Setting up Volume for cloud storage of weights

Modal provides network file systems, Volumes, for writing information persistently from those cloud containers.

We use one to store the weights after we’re done training. We then read the weights from it when it’s time to run inference and generate new icons.

# fine-tune-stable-diffusion.py

web_app = FastAPI()
app = App(name="example-diffusers-app")

MODEL_DIR = Path("/model")
model_volume = Volume.from_name("diffusers-model-volume", create_if_missing=True)

VOLUME_CONFIG = {
    "/model": model_volume,
}

Setting up hyperparameter configs

We fine-tuned off the StableDiffusion v1.5 model, but you can easily also fine-tune off of other Stable Diffusion versions by changing the config below. We used 4000 training steps, a learning rate of 1e-5, and a batch size of 1.

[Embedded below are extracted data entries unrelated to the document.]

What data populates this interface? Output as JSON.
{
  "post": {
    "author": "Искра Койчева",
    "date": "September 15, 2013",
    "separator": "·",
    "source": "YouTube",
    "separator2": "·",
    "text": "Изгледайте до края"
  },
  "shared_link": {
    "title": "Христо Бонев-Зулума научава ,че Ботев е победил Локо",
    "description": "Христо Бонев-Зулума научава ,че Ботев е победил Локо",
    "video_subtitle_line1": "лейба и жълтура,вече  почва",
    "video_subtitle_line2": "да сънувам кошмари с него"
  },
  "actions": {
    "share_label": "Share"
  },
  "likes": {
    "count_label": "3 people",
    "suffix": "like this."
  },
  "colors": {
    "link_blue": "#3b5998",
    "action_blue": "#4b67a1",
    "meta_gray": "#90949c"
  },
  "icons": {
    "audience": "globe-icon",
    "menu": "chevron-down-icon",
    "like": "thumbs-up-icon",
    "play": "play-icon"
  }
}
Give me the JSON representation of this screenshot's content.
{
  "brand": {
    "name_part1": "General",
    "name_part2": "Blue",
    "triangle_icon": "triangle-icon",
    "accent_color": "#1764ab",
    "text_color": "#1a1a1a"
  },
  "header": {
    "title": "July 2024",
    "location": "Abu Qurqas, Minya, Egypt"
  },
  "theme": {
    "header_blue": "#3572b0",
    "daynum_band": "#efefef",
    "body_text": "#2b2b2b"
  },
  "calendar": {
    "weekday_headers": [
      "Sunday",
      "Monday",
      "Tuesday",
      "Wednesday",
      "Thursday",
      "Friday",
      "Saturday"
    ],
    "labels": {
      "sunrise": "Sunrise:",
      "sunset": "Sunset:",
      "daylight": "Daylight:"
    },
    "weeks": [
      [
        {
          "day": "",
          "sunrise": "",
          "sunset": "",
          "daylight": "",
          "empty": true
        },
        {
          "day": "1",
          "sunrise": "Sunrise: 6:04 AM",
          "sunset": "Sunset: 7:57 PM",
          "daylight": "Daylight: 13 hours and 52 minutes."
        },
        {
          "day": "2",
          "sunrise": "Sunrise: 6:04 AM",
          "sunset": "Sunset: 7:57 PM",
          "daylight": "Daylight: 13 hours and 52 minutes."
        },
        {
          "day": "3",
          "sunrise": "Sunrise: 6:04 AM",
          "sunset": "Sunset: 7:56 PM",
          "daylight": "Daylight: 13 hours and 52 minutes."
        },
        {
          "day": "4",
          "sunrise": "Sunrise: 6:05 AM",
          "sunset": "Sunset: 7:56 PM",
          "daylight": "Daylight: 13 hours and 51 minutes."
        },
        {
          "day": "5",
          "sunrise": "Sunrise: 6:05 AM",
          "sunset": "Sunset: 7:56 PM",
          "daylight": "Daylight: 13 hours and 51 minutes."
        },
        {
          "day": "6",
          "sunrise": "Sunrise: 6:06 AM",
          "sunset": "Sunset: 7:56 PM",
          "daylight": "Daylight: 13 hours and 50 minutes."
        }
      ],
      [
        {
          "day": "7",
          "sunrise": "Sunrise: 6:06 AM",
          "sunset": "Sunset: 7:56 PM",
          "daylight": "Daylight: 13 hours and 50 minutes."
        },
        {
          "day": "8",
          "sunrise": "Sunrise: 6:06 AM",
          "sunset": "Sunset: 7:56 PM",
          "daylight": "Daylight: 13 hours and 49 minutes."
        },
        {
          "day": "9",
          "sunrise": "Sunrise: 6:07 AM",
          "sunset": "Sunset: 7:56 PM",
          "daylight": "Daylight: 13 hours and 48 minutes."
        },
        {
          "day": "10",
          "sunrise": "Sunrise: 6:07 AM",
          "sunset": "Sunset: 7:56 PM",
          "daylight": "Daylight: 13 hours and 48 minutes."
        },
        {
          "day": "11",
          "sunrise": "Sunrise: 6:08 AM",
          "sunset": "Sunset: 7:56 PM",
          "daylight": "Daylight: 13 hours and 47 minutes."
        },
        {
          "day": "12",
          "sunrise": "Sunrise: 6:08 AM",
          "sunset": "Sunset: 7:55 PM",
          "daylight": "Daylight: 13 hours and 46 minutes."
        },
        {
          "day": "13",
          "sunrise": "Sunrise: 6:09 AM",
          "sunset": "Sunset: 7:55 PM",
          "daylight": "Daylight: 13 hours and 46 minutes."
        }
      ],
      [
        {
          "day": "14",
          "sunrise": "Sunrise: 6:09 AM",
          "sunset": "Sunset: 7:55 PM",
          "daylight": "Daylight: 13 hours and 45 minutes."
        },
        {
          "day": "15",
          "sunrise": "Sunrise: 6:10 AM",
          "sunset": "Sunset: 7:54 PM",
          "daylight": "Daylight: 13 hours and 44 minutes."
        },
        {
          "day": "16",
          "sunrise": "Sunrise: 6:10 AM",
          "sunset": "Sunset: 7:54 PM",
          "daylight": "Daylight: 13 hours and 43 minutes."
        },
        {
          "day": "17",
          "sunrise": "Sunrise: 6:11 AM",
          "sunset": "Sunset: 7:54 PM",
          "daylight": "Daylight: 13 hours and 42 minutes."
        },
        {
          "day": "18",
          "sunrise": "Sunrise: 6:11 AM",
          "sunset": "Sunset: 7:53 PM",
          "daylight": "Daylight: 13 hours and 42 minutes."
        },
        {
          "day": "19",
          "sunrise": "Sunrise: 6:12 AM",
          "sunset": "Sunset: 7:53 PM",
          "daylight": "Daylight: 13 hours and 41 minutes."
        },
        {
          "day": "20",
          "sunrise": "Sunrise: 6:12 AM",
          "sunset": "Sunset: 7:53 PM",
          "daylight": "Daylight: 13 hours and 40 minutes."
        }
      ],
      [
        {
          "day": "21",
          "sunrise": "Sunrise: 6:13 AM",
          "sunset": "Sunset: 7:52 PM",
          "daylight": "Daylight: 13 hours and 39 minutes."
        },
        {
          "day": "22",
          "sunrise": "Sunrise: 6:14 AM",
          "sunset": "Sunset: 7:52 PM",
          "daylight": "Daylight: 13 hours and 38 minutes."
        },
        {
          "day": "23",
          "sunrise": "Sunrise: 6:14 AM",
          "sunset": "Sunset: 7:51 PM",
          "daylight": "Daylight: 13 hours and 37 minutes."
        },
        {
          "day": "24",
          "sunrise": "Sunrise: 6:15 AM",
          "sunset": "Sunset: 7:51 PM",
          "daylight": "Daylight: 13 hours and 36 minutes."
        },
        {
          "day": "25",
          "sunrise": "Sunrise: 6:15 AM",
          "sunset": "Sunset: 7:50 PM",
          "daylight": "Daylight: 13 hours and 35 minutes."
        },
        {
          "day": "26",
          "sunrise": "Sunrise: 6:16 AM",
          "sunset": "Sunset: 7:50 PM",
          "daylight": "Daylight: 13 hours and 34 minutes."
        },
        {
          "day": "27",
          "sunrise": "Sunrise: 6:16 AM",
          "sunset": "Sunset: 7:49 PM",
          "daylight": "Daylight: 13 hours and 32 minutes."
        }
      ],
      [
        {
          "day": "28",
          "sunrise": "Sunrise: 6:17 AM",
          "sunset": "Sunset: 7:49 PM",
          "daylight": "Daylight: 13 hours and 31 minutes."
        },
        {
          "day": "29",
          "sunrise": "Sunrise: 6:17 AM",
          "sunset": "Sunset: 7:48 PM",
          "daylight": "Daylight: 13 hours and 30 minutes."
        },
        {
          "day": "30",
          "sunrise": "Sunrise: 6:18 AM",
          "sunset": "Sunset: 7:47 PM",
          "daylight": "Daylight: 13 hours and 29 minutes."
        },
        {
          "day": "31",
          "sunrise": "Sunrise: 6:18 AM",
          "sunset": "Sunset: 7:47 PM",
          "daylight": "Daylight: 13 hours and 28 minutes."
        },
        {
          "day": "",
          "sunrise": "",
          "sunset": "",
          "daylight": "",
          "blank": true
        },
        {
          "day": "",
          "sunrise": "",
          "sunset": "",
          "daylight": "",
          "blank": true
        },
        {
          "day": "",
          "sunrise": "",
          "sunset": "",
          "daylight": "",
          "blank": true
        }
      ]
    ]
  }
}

We set up one dataclass, TrainConfig, to hold all the training hyperparameters, and another, AppConfig, to store all the inference hyperparameters.

# fine-tune-stable-diffusion.py

@dataclass
class TrainConfig:
    """Configuration for the finetuning training."""

    # identifier for pretrained model on Hugging Face
    model_name: str = "runwayml/stable-diffusion-v1-5"

    resume_from_checkpoint: str = "latest"
    # HuggingFace Hub dataset
    dataset_name = "yirenlu/heroicons"

    # Hyperparameters/constants from some of the Diffusers examples
    # You should modify these to match the hyperparameters of the script we are using.
    mixed_precision: str = "fp16"  # set the precision of floats during training, fp16 or less needs to be mixed with fp32 under the hood
    resolution: int = 128
    max_train_steps: int = (
        4000  # number of times to apply a gradient update during training
    )
    checkpointing_steps: int = (
        1000  # number of steps between model checkpoints, for resuming training
    )
    train_batch_size: int = (
        1  # how many images to process at once, limited by GPU VRAM
    )
    gradient_accumulation_steps: int = 1  # how many batches to process before updating the model, stabilizes training with large batch sizes
    learning_rate: float = 1e-05  # scaling factor on gradient updates, make this proportional to the batch size * accumulation steps
    lr_scheduler: str = (
        "constant"  # dynamic schedule for changes to the base learning_rate
    )
    max_grad_norm: int = 1  # value above which to clip gradients, stabilizes training
    caption_column: str = "text"  # name of the column in the dataset that contains the captions of the images
    validation_prompt: str = "an icon of a dragon creature"


@dataclass
class AppConfig:
    """Configuration information for inference."""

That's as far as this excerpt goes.